The lot of the region according to some was due to the tactlessness of the leaders in the zone who they alleged put personal political considerations above collective interest.

Given the poor performance of the party in the region, party sources told Vanguard that some of the big names that had in the past ordinarily taken positions earmarked for the region are now being giving a second look. The source disclosed how one of the high-flying leaders from Anambra State was dropped out of a post-election committee on the basis of his alleged repeated electoral failures.
Nevertheless, the Southeast APC caucus was not totally rubbished, and enthusiasts in the region would cite how they helped to suppress the over inflation of votes for the PDP that could have stopped Buhari’s emergence.

Whereas the proportion of votes for Jonathan was about the same as the region gave him in the 2011 election, the quantum of votes was significantly suppressed largely on account of the use of the card reader which helped to minimise the rigging. In 2011, all five states gave Jonathan 5,090,148 which is about double the 2,464,906 that the five states in the zone gave to the president this time.
In 2011, the Southeast contributed 22.4% of the total votes scored by Dr. Jonathan, but that percentage fell down to 19.78 % last weekend.

The salutary contribution of Ndigbo to Buhari’s emergence was beyond the quantum of votes as was articulated by Governor Kashim Shetima of Borno State last Wednesday.

Speaking to supporters on his return to Maiduguri after the victory celebration, the governor had said:
“I have heard some political analysts making some wrong conclusions that  the Ibos in the Southeast didn’t contribute significantly to Buhari’s victory but I think they are missing the point because there are two key contributions to winning elections. One is to gives votes, and the other is to prevent an opponent from rigging and both have equal relevance.”

“In the 2011 elections, the PDP got a combined figure of about 7 million votes in the southeast, some of these States recorded or so they claimed, having almost 100 percent voter turnout. But in 2015, Ibos in the southeast especially our leaders in the APC stood very firm, some of them put their lives on the line, resisted all kinds of humiliation and at the end, they prevented another seven million votes from coming out.
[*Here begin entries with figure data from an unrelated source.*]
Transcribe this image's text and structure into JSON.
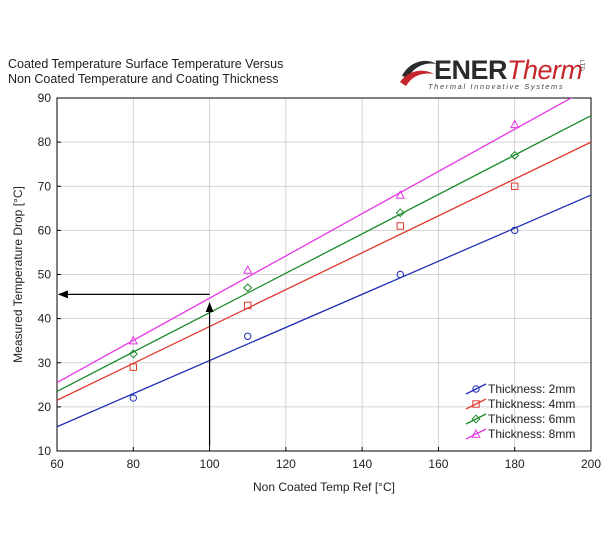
{
  "title_line1": "Coated Temperature Surface Temperature Versus",
  "title_line2": "Non Coated Temperature and Coating Thickness",
  "logo": {
    "brand_part1": "ENER",
    "brand_part2": "Therm",
    "tagline": "Thermal Innovative Systems",
    "mark": "LTD"
  },
  "colors": {
    "2mm": "#1f2fb5",
    "4mm": "#e03a2f",
    "6mm": "#1a8a2a",
    "8mm": "#e636e6"
  },
  "chart_data": {
    "type": "scatter",
    "xlabel": "Non Coated Temp Ref [°C]",
    "ylabel": "Measured Temperature Drop [°C]",
    "xlim": [
      60,
      200
    ],
    "ylim": [
      10,
      90
    ],
    "x_ticks": [
      60,
      80,
      100,
      120,
      140,
      160,
      180,
      200
    ],
    "y_ticks": [
      10,
      20,
      30,
      40,
      50,
      60,
      70,
      80,
      90
    ],
    "grid": true,
    "legend_position": "bottom-right",
    "series": [
      {
        "name": "Thickness: 2mm",
        "key": "2mm",
        "marker": "circle",
        "x": [
          80,
          110,
          150,
          180
        ],
        "y": [
          22,
          36,
          50,
          60
        ],
        "fit": {
          "x": [
            60,
            200
          ],
          "y": [
            15.5,
            68
          ]
        }
      },
      {
        "name": "Thickness: 4mm",
        "key": "4mm",
        "marker": "square",
        "x": [
          80,
          110,
          150,
          180
        ],
        "y": [
          29,
          43,
          61,
          70
        ],
        "fit": {
          "x": [
            60,
            200
          ],
          "y": [
            21.5,
            80
          ]
        }
      },
      {
        "name": "Thickness: 6mm",
        "key": "6mm",
        "marker": "diamond",
        "x": [
          80,
          110,
          150,
          180
        ],
        "y": [
          32,
          47,
          64,
          77
        ],
        "fit": {
          "x": [
            60,
            200
          ],
          "y": [
            23.5,
            86
          ]
        }
      },
      {
        "name": "Thickness: 8mm",
        "key": "8mm",
        "marker": "triangle",
        "x": [
          80,
          110,
          150,
          180
        ],
        "y": [
          35,
          51,
          68,
          84
        ],
        "fit": {
          "x": [
            60,
            200
          ],
          "y": [
            25.5,
            92.5
          ]
        }
      }
    ],
    "annotation_arrows": [
      {
        "from": [
          100,
          11
        ],
        "to": [
          100,
          43.5
        ]
      },
      {
        "from": [
          100,
          45.5
        ],
        "to": [
          60.5,
          45.5
        ]
      }
    ]
  }
}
“We all saw what happened in Rivers, if that was repeated in the Southeast it would have been a major source of concern for all Nigerians but the Ibos did very well by resisting every step against Buhari so they are heroes as far as I am concerned.”

Mr. Osita Okechukwu, one of Buhari’s best-known disciples in the region spoke as much.
“Since we could not convert the people as fast as we wished, every other member of the APC stood his ground not to allow the padding of the votes to the extent of the millions that they got in 2011. That was what we achieved. We stemmed the rigging.”

Okechukwu who was one of the youths who moved with Okadigbo to team up with Buhari in 2002 and after the former Senate President’s death became a firm Buhari disciple said:

“Okadigbo told us that there is a man with character that had just joined the ANPP that if we moved to join that man that we might at the end of the day build a political party that could defeat the then ANPP. It was like a fairy tale.”

“He was also telling the Ibos that a transparent government is more suitable for a group that is hardworking, innovative and that the Igbo stock is not used to sycophancy or the patronage system that corruption breeds.”

“So in terms of benefiting from the Buhari government I think the Ibos would be one of the greatest beneficiaries because you can imagine that he (Buhari) said that the Federal Executive Council would not be awarding contracts, that the National Council on Procurement would be set up so that any person who is bidding for any contract goes to that council and you know him if anyone managing the council becomes corrupt he would be changed, so a competitive person would survive under such a system,” he said in apparent allusion to the industry of Ndigbo.